According to Justice Mahase’s ruling the BNP executive committee was supposed to have held the new conference on or before August 27.

When that did not happen Molapo filed a notice to lodge a contempt of court application against ’Maseribane and his committee on August 31.

Molapo told the Lesotho Times this week that he was “on top of the stars” following Justice Mahase’s judgment.

“I have at long last been vindicated. I will appreciate any penalty. I will whole-heartedly accept it if those people were to be jailed,” Molapo said of the BNP executive
committee.

“This will also serve as a lesson to those who undermined me to tread carefully and start respecting me.”

Molapo also warned ‘Maseribane and his colleagues against hoping to maneuver their way out of the judgment by seeking an appeal.

“I hope they will not be misled into falling into another ditch of attempting to subvert the law by lingering on the fake hope of seeking an appeal against the judgment,”
Molapo said.

Meanwhile ‘Maseribane told this paper yesterday that the BNP executive was not going to“take this matter lying down”.
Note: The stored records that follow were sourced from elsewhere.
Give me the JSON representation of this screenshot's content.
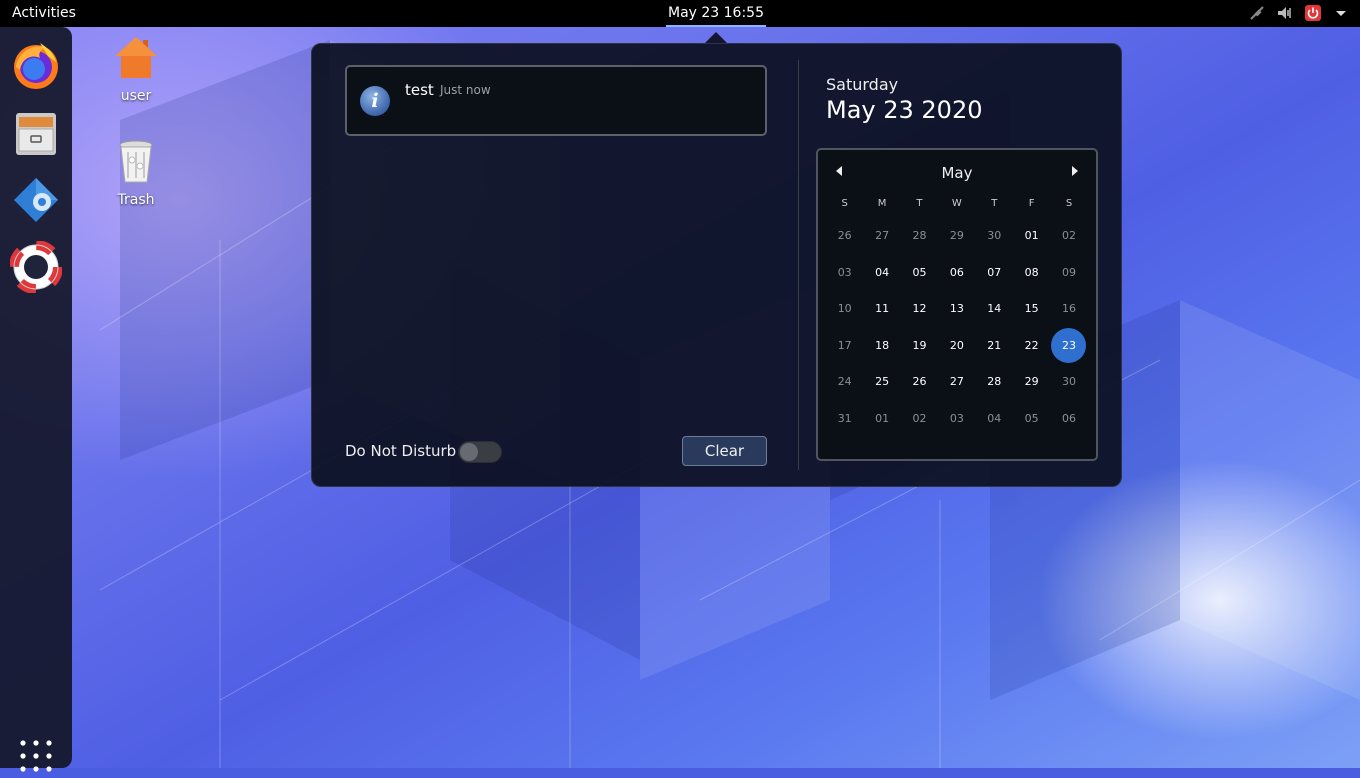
{
  "topbar": {
    "activities": "Activities",
    "clock": "May 23  16:55"
  },
  "dock": {
    "items": [
      "firefox",
      "files",
      "software-updater",
      "help"
    ]
  },
  "desktop": {
    "icons": [
      {
        "label": "user",
        "icon": "home-folder-icon"
      },
      {
        "label": "Trash",
        "icon": "trash-icon"
      }
    ]
  },
  "notifications": {
    "items": [
      {
        "title": "test",
        "time": "Just now",
        "icon": "info-icon"
      }
    ],
    "dnd_label": "Do Not Disturb",
    "dnd_enabled": false,
    "clear_label": "Clear"
  },
  "calendar": {
    "day_name": "Saturday",
    "full_date": "May 23 2020",
    "month": "May",
    "weekdays": [
      "S",
      "M",
      "T",
      "W",
      "T",
      "F",
      "S"
    ],
    "weeks": [
      [
        "26",
        "27",
        "28",
        "29",
        "30",
        "01",
        "02"
      ],
      [
        "03",
        "04",
        "05",
        "06",
        "07",
        "08",
        "09"
      ],
      [
        "10",
        "11",
        "12",
        "13",
        "14",
        "15",
        "16"
      ],
      [
        "17",
        "18",
        "19",
        "20",
        "21",
        "22",
        "23"
      ],
      [
        "24",
        "25",
        "26",
        "27",
        "28",
        "29",
        "30"
      ],
      [
        "31",
        "01",
        "02",
        "03",
        "04",
        "05",
        "06"
      ]
    ],
    "today": "23",
    "accent_color": "#2e6fd0"
  }
}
“We’re at the Court of Appeal as we speak. We’re here to seek an appeal to Justice Mahase’s Monday’s judgment,” ’Maseribane said.

“How has she found us to be guilty for contempt of court? On what grounds has the judge based her ruling?”

According to ‘Maseribane, Justice Mahase was biased in her ruling because the BNP executive had provided reasons why it had not convened the conference in question.

“In our replying affidavit to Majara Molapo’s contempt of court application, we provided reasons why the conference was not convened,” Maseribane said.

“We were never given a platform to state our case. But all of a sudden we are found to be in contempt of court.”

“Courts have the responsibility to assess all sides before issuing judgments, but obviously not in this case. Is there any justice in this matter?”

Matete said he was shocked to hear of Monday’s judgment because “we were not even aware it would be handed over”.

“We have no idea how Justice Mahase could issue a judgment when we did not even know that she would be doing it on the day,” Matete said.

“We’re here to seek an appeal against the judgment, for the Appeal Court to explain her decision and what it means.”

However, a notice of a “set down” dated September 27 which appears to have been received and signed for by the BNP legal team, K E M Chambers on September 27 and seen by the Lesotho Times, indicates that the BNP executive knew of the court’s sitting on October 3.

“Kindly take notice that the above matter has been set down for hearing on 3rd October 2011 at 08:30 am or soon thereafter as the matter may conveniently be heard,” the notice reads.